You may wonder why I find this a bit troubling. Well, Feminist Frequency is happy to explain. From a feminist standpoint, the MPDG has some problematic implications for women. Most notably, the MPDG is rarely the central focus of the story. Instead she serves as a catalyst for the male protagonist’s growth. It’s “woman as muse,” and I think we can all agree that women have more to offer to the world than just inspiration for men. Additionally, the MPDG’s quirks are often disguising a very two-dimensional character.

One night my friend Jenny and I were discussing the Manic Pixie Dream Girl. By some coincidence of the universe, we had both become aware of it in the preceding week. On this same evening, I also showed her a blog that I like called A Beautiful Mess. The blog features a lot of cute fashion and do-it-yourself projects. Jenny’s first comment was “This is basically the Manic Pixie Dream Girl blog.” I hadn’t made the connection until then, but she was absolutely right! Yet another example of my subconscious Manic Pixie Dream Girl fixation!

I found this photo on A Beautiful Mess that I think sums up MPDG in a single image:

That’s Elsie Larson, the creator of the blog, and her husband. Observe his stoic but amused attitude toward her. Observe her colored tights and quirky umbrella. Even her pose says, “I am here to bring whimsy into your life!”

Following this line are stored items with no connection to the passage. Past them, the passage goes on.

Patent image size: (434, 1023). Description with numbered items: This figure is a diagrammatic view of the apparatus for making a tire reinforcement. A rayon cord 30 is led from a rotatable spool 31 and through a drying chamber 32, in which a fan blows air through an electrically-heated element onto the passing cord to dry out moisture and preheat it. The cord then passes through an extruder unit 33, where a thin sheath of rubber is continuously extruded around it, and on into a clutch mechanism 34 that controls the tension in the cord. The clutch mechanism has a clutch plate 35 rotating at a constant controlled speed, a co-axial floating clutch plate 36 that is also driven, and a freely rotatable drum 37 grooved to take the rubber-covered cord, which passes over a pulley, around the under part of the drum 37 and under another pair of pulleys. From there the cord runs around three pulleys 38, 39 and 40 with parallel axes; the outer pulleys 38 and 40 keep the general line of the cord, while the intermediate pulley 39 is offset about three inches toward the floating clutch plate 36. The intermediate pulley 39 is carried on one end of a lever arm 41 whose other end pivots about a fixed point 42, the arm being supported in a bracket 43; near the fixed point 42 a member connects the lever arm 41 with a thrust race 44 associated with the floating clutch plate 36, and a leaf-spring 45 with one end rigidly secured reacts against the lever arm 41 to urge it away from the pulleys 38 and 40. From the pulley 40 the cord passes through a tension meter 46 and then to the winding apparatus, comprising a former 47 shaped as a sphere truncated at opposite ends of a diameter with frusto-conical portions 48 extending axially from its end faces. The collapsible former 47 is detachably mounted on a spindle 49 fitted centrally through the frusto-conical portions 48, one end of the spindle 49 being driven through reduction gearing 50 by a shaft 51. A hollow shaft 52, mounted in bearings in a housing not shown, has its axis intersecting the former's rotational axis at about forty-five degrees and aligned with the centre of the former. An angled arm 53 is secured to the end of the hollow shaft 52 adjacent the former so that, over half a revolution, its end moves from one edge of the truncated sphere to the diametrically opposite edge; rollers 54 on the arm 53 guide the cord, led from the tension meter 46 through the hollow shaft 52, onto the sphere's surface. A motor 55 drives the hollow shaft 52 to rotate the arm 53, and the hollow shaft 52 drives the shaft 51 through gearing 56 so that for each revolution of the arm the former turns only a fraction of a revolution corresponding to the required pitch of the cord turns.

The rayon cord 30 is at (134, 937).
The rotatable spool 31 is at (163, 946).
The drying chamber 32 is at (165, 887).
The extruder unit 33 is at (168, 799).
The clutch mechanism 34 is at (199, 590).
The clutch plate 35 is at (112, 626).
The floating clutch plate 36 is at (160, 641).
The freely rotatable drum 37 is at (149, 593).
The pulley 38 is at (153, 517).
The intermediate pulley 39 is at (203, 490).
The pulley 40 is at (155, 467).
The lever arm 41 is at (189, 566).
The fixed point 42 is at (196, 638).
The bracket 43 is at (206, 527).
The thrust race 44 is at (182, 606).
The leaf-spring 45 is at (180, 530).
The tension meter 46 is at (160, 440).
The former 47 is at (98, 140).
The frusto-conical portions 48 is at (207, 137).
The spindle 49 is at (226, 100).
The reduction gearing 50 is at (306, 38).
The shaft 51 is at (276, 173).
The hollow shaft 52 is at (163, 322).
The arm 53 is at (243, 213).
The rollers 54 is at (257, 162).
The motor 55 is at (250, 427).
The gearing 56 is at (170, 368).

But here’s the thing. Elsie Larson may don the MPDG persona, but she’s also an intensely creative and successful businesswoman. In short, she’s a three-dimensional human being. And so am I, as it turns out.

Tropes are not inherently bad; they help us tell stories. Even when storytellers utilize tropes, they must tweak them to fit the needs of their story. That’s why none of the three characters I mentioned can perfectly fit the MPDG definition. They meet some of the criteria but not all. Arguing over definitions is much less interesting, I think, than considering why a trope exists. What purpose does it serve in our collective imagination? And what does it say about us as people?